É o medo e preguiça que me impedem de viver meu amigo
Caro detestável inimigo, ódio profundo da minha vida. Estou escrevendo para mais uma vez lhe desejar todo azar do mundo. Espero que sua vida seja repleta de infelicidades, que morra da pior forma possível e que de preferência a morte seja algo como morrer carbonizado. Te odeio para sempre.
Sabe B.A, assim como o Vinícius naquele poema “o falso mendigo”, eu também sofro de um tédio enorme da vida. Fora essa ideia ridícula que venho alimentando na cabeça já faz anos, de escrever quem sabe um romance, mas sem saber como. Sabe B.A, é desestimulante tentar, tentar, tentar e nunca conseguir. Eu vivo justificando essa minha incapacidade, com a desculpa de não ter recebido educação e nem estimulo para tal. E que a educação autodidata que tive, talvez tenha me vindo tarde demais. Mas no fundo eu sei que isso não é real. A verdade é que eu não tenho o dom, nem talento para escrever coisas além desses meus despropósitos, dos quais lhe dou as vezes pra ler. E que angustia que dá!

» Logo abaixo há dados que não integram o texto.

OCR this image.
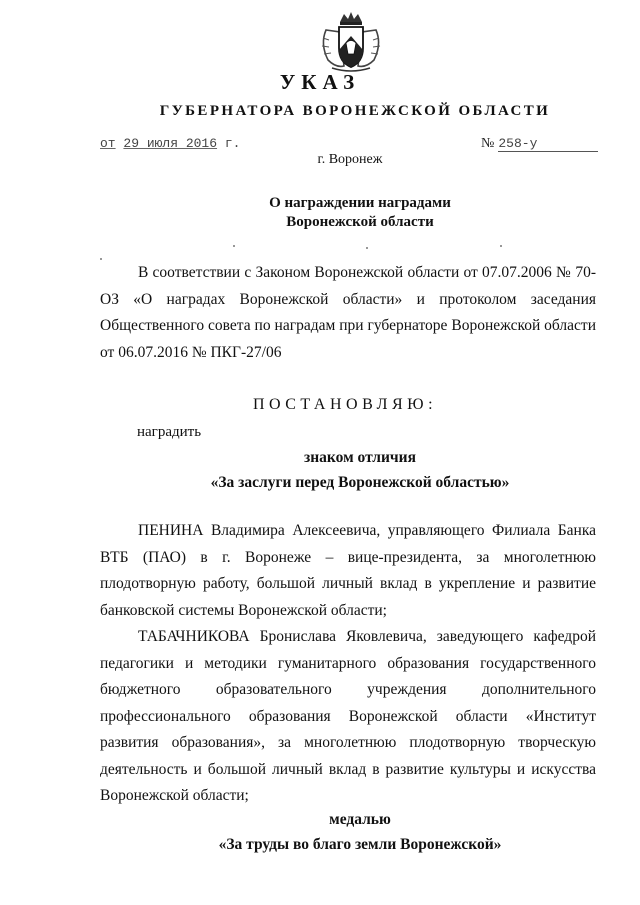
УКАЗ
ГУБЕРНАТОРА ВОРОНЕЖСКОЙ ОБЛАСТИ
от 29 июля 2016 г.	№ 258-у
г. Воронеж
О награждении наградами
Воронежской области
В соответствии с Законом Воронежской области от 07.07.2006 № 70-ОЗ «О наградах Воронежской области» и протоколом заседания Общественного совета по наградам при губернаторе Воронежской области от 06.07.2016 № ПКГ-27/06
ПОСТАНОВЛЯЮ:
наградить
знаком отличия
«За заслуги перед Воронежской областью»
ПЕНИНА Владимира Алексеевича, управляющего Филиала Банка ВТБ (ПАО) в г. Воронеже – вице-президента, за многолетнюю плодотворную работу, большой личный вклад в укрепление и развитие банковской системы Воронежской области;
ТАБАЧНИКОВА Бронислава Яковлевича, заведующего кафедрой педагогики и методики гуманитарного образования государственного бюджетного образовательного учреждения дополнительного профессионального образования Воронежской области «Институт развития образования», за многолетнюю плодотворную творческую деятельность и большой личный вклад в развитие культуры и искусства Воронежской области;
медалью
«За труды во благо земли Воронежской»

Sabe B.A, Eu ainda não sei dizer se essa necessidade que sinto de escrever, é o que realmente sinto, ou o que me forço a sentir para ter algo que fazer da vida. Um dilema digno de um poema do Pessoa, não? Claro que você agora deve estar pensando mais ou menos assim, “Esvazie-se, se é o que necessita e dana-se todo o resto! “E eu lhe respondo, “mas é o que eu faço, caralho!” O que me é útil no momento do ato e deveras frustrante em seguida.
Pois, além de não desenvolver uma história legal, as bobagens que consigo escrever não me traz admiradores (para inflamar o meu ego). Não me rende dinheiro (para minha sobrevivência). E pior de tudo, eu nunca como alguém. E você deve estar ciente de que tudo que se faz nessa vida é pra ver se a gente consegue comer alguém. O sujeito trabalha pra comer alguém. Compra carro e casa pra comer alguém. Se veste pra comer alguém. Se come pra comer alguém...
Mas como eu dizia no começo, o que mais me tortura é esse tédio enorme que sinto da vida. Eu posso não saber escrever como disse a pouco, mas criatividade e vontade viver não me faltam. Fora que sou um sujeito inteligente e sensível, carinhoso e gentil, e como você percebeu, muito modesto também ha ha ha. Só que sozinho não dá (Assim como não dá pra transar sozinho. Você sabe que masturbação não é a mesma coisa).
Sabe B.A, eu já mandei você ir se foder hoje? Eu alguma vez já te agradeci por ter me apresentado o Osho? Já lhe falei da libertação que foi pra mim ter me “desprendido” um pouco das velhas ideologias moribundas (para não deixar de usar uma frase do hakim bey) já? Esse livro realmente me ajudou a afirmar muita coisa que eu já suspeitava hehehe. Não agradeci? Então ai vai: Valeu cara!
Isso sem falar em todas nossas conversas e discussões sobre o zen, a poesia, o rock progressivo, livros, autores, a arte e loucuras em geral (Se não fosse você eu até hoje não teria entendido direito o progressivo. Se é que eu entendo agora) Enfim, tudo que discutimos até aqui, me fizeram pensar melhor sobre um monte de coisas e descobrir outras. Abrir cada vez mais a mente. Obrigado cara.
Querido amigo irmão B.A, amor da minha vida. Porque será que quando eu penso em te escrever, vem logo na mente essa vontade de fazer a introdução com xingamentos? Como aliás eu fiz no início dessa carta. Será que é por você ser um...
ETERNA INCÓGNITA
Não sei quem sou nem sei por que motivo
Vim ao mundo e o que nele vim fazer.
Sei que penso e, portanto, sei que vivo,
Neste anseio instintivo de viver.
Porque procedo do homem primitivo,
Há rugidos de fera no meu ser.
Bom e mau, triste e alegre, humilde e altivo,
Não me posso, a mim mesmo, compreender.
Pois se, de mim, não sei causa e destino,
Que dos outros, do mundo, saberei?
Que definir, se a mim não me defino?
E sigo, ao léu da vida, a ignota lei,
Descrendo das verdades que imagino
E acreditando em tudo o que não sei.